“As histórias reunidas neste volume de estreia parecem começar sempre um pouco antes ou logo depois de alguma tragédia subentendida, de algum súbito declínio na vida dos personagens, e nos dão frequentemente a impressão de que não deveríamos nos demorar muito por ali ou de que chegamos tarde demais.”
Alexandre Arbex, no texto de orelha do livro
Em uma das histórias mais marcantes de “As sementes que o fogo germina” (Mondru Editora, 84 págs.), livro de estreia da paulistana Sumaya Lima, uma senhora de 94 anos é lançada de uma ponte em direção ao mar sem motivação aparente. A crueza da cena evidencia o tom irônico da obra, que, entre outros temas, trata da solidão dos idosos, do bullying na infância e da natureza das relações abusivas de maneira instigante e original.
A autora deu início à escrita dos textos em 2020, mesmo ano em que foi contemplada no edital Itaú Cultural Arte como Respiro na categoria de Poesia. Para este livro de contos, contou com o incentivo do amigo e escritor finalista do prêmio Jabuti Alexandre Arbex, que também assina o texto de orelha.
Com histórias que oscilam entre a ironia e o lirismo, Sumaya dá voz a personagens que enfrentam as contradições da existência. A coletânea reúne situações desconcertantes: um menino busca nos elementos da natureza a cura para sua incapacidade de falar; um avô, em seus momentos finais, revive memórias sensoriais que guardou da neta; e uma matriarca não inicia sua festa de aniversário sem antes apagar as velas, entre outras tramas. Mais do que narrar eventos, a obra expõe o papel e o peso das frustrações e das emoções destrutivas nas situações mais cotidianas, incluindo aí o próprio ato da criação literária, sem jamais oferecer respostas definitivas.
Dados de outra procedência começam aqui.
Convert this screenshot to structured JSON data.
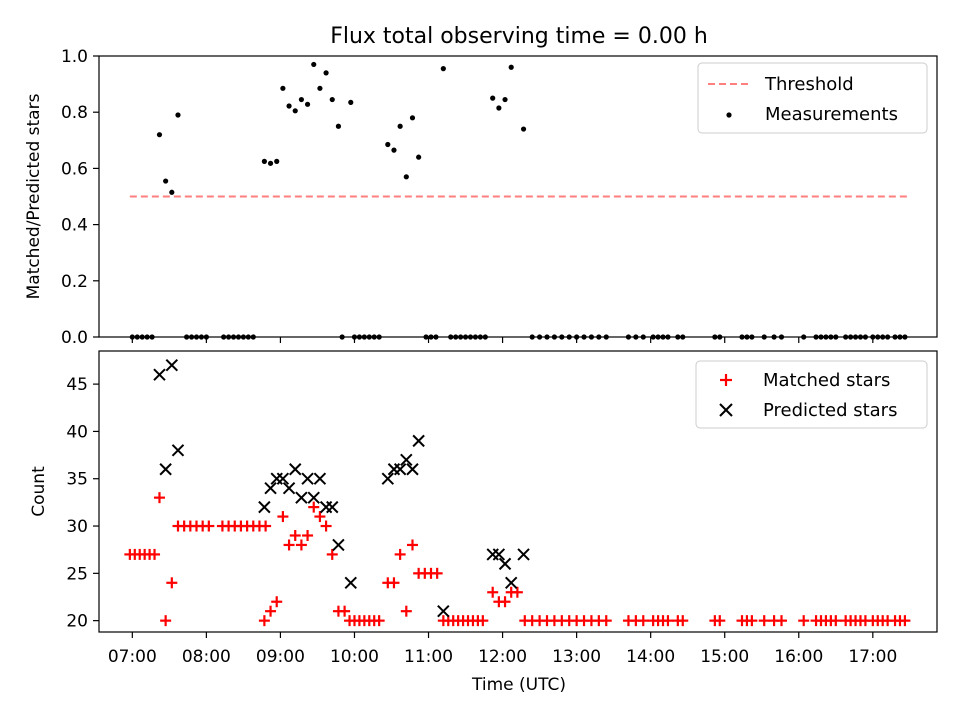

Sumaya assume que uma das formas de lidar com o indizível na vida é torná-lo material para a criação ficcional. A aspereza das histórias é um testemunho da coragem da autora de tratar de temas incômodos. “Acho que a literatura, como todas as artes, não deve se furtar à exploração de nenhum aspecto da condição humana, por mais sombrio que seja”, frisa.
Os 26 contos de “As sementes que o fogo germina” têm início, meio e fim, no entanto, alguns se desdobram em outros capítulos. Ou seja, o enredo que parecia finalizado ganha continuidade, revelando outros mistérios e ensejando, assim, novas perspectivas sobre a história, um dos recursos narrativos que mais se sobressai na obra.
A maturidade com que a autora constrói a caracterização das personagens impede julgamentos fáceis ou invasivos. Para Sumaya, é interessante mostrar a complexidade das personagens, mas sem se demorar na origem e no desenvolvimento de seus pensamentos e ações, pois estes estão sempre sujeitos a leis próprias. “Elas lidam com forte ressentimento e permanente estado de falta, por isso, ora perfazem ações que levam a grandes tragédias, ora se rendem à plena passividade”, revela.
Ainda segundo a autora, a maior parte dos contos foi reescrita mais de 20 vezes antes da publicação. “É um inventário de histórias que necessitaram do meu corpo para vir à tona”, e complementa: “Este livro tem o desejo de chegar ao leitor na forma de tesão, de dor, de alegria e desespero, ou seja: tudo que senti escrevendo”.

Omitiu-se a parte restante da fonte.